Democracy in America: All Volumes

Front Cover
CreateSpace Independent Publishing Platform, Mar 9, 2014 - History - 552 pages
Alexis de Tocqueville's Democracy in America is perhaps the most famous analysis of the social and political structure of the United States in the early 19th century. As a contemporary of the Founding Fathers and a detached objective observer, de Tocqueville is one of the most important political scientists to write about America, and many of his observations on issues like slavery would prove particularly prescient. As a result, his seminal work is still considered a must read for anyone interested in American history.

About the author (2014)

French writer and politician Alexis de Tocqueville was born in Verneuil to an aristocratic Norman family. He entered the bar in 1825 and became an assistant magistrate at Versailles.
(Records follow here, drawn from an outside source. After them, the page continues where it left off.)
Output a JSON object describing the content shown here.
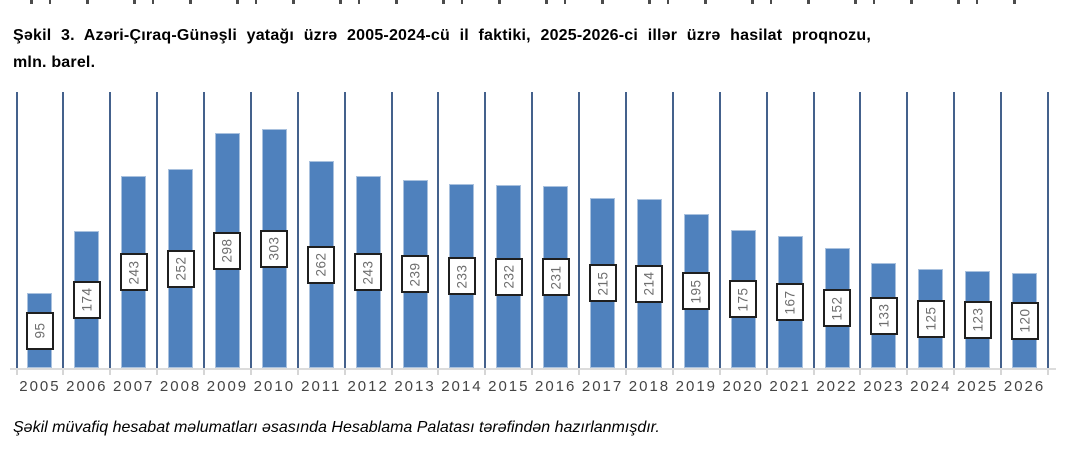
{
  "figure": {
    "title_line1": "Şəkil 3. Azəri-Çıraq-Günəşli yatağı üzrə 2005-2024-cü il faktiki, 2025-2026-ci illər üzrə hasilat proqnozu,",
    "title_line2": "mln. barel.",
    "caption": "Şəkil müvafiq hesabat məlumatları əsasında Hesablama Palatası tərəfindən hazırlanmışdır."
  },
  "chart_data": {
    "type": "bar",
    "title": "Şəkil 3. Azəri-Çıraq-Günəşli yatağı üzrə 2005-2024-cü il faktiki, 2025-2026-ci illər üzrə hasilat proqnozu, mln. barel.",
    "categories": [
      "2005",
      "2006",
      "2007",
      "2008",
      "2009",
      "2010",
      "2011",
      "2012",
      "2013",
      "2014",
      "2015",
      "2016",
      "2017",
      "2018",
      "2019",
      "2020",
      "2021",
      "2022",
      "2023",
      "2024",
      "2025",
      "2026"
    ],
    "values": [
      95,
      174,
      243,
      252,
      298,
      303,
      262,
      243,
      239,
      233,
      232,
      231,
      215,
      214,
      195,
      175,
      167,
      152,
      133,
      125,
      123,
      120
    ],
    "xlabel": "",
    "ylabel": "",
    "ylim": [
      0,
      350
    ],
    "grid": "vertical category separators",
    "legend": "none",
    "data_labels": "rotated 90deg in white boxes centered on bars",
    "colors": {
      "bar_fill": "#4F81BD",
      "bar_edge": "#A9C1DE",
      "gridline": "#44618C",
      "axis": "#DCDCDC",
      "label_box_bg": "#FFFFFF",
      "label_box_border": "#1F1F1F",
      "label_text": "#6E6E6E",
      "year_text": "#444444"
    }
  }
}
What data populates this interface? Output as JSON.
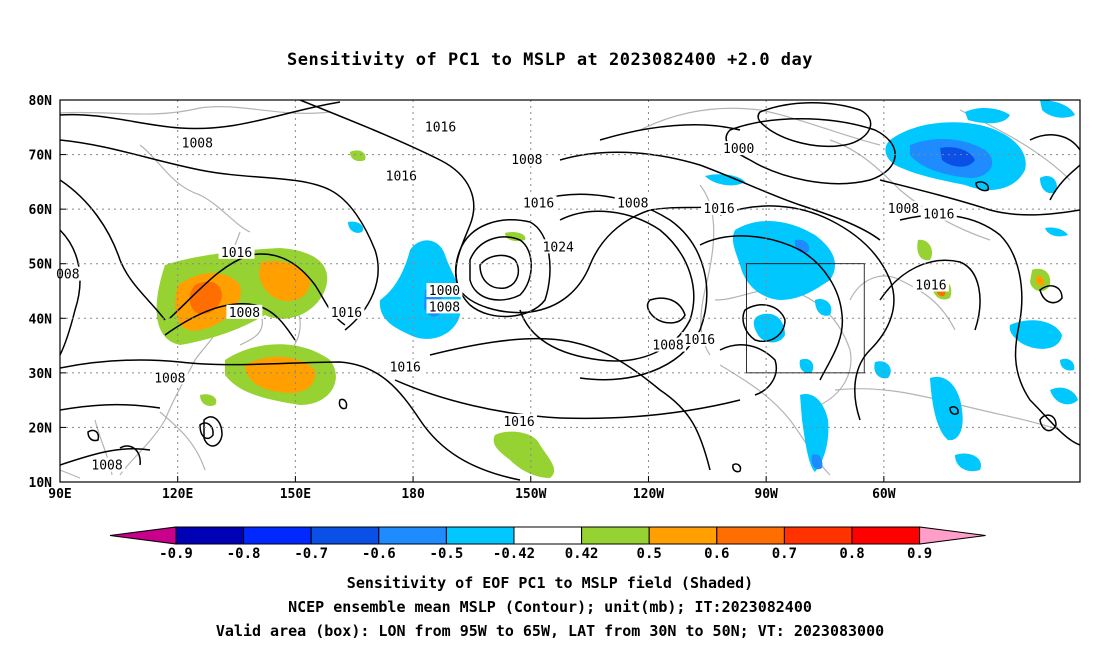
{
  "title": "Sensitivity of PC1 to MSLP at 2023082400 +2.0 day",
  "axes": {
    "lat_labels": [
      "80N",
      "70N",
      "60N",
      "50N",
      "40N",
      "30N",
      "20N",
      "10N"
    ],
    "lon_labels": [
      "90E",
      "120E",
      "150E",
      "180",
      "150W",
      "120W",
      "90W",
      "60W"
    ]
  },
  "contour_labels": [
    {
      "text": "1008",
      "lon": 125,
      "lat": 72
    },
    {
      "text": "1016",
      "lon": -173,
      "lat": 75
    },
    {
      "text": "1016",
      "lon": 177,
      "lat": 66
    },
    {
      "text": "1008",
      "lon": -151,
      "lat": 69
    },
    {
      "text": "1000",
      "lon": -97,
      "lat": 71
    },
    {
      "text": "1008",
      "lon": -124,
      "lat": 61
    },
    {
      "text": "1016",
      "lon": -102,
      "lat": 60
    },
    {
      "text": "1008",
      "lon": -55,
      "lat": 60
    },
    {
      "text": "1016",
      "lon": -46,
      "lat": 59
    },
    {
      "text": "1016",
      "lon": 135,
      "lat": 52
    },
    {
      "text": "1016",
      "lon": -148,
      "lat": 61
    },
    {
      "text": "1024",
      "lon": -143,
      "lat": 53
    },
    {
      "text": "008",
      "lon": 92,
      "lat": 48
    },
    {
      "text": "1000",
      "lon": -172,
      "lat": 45
    },
    {
      "text": "1008",
      "lon": -172,
      "lat": 42
    },
    {
      "text": "1016",
      "lon": 163,
      "lat": 41
    },
    {
      "text": "1008",
      "lon": 137,
      "lat": 41
    },
    {
      "text": "1016",
      "lon": -48,
      "lat": 46
    },
    {
      "text": "1016",
      "lon": -107,
      "lat": 36
    },
    {
      "text": "1008",
      "lon": -115,
      "lat": 35
    },
    {
      "text": "1016",
      "lon": 178,
      "lat": 31
    },
    {
      "text": "1008",
      "lon": 118,
      "lat": 29
    },
    {
      "text": "1016",
      "lon": -153,
      "lat": 21
    },
    {
      "text": "1008",
      "lon": 102,
      "lat": 13
    }
  ],
  "valid_box": {
    "lon_min": -95,
    "lon_max": -65,
    "lat_min": 30,
    "lat_max": 50
  },
  "colorbar": {
    "labels": [
      "-0.9",
      "-0.8",
      "-0.7",
      "-0.6",
      "-0.5",
      "-0.42",
      "0.42",
      "0.5",
      "0.6",
      "0.7",
      "0.8",
      "0.9"
    ],
    "colors": [
      "#c8008c",
      "#0000b4",
      "#0028ff",
      "#0a50e6",
      "#1e8cff",
      "#00c8ff",
      "#ffffff",
      "#96d232",
      "#ffa000",
      "#ff6e00",
      "#ff3200",
      "#ff0000",
      "#ff9ec8"
    ]
  },
  "caption": {
    "line1": "Sensitivity of EOF PC1 to MSLP field (Shaded)",
    "line2": "NCEP ensemble mean MSLP (Contour); unit(mb); IT:2023082400",
    "line3": "Valid area (box): LON from 95W to 65W, LAT from 30N to 50N; VT: 2023083000"
  }
}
In 1831, he was sent to the United States to report on the prison system. This journey produced a book called On the Penitentiary System in the United States (1833), as well as a much more significant work called Democracy in America (1835--40), a treatise on American society and its political system. Active in French politics, Tocqueville also wrote Old Regime and the Revolution (1856), in which he argued that the Revolution of 1848 did not constitute a break with the past but merely accelerated a trend toward greater centralization of government. Tocqueville was an observant Catholic, and this has been cited as a reason why many of his insights, rather than being confined to a particular time and place, reach beyond to see a universality in all people everywhere.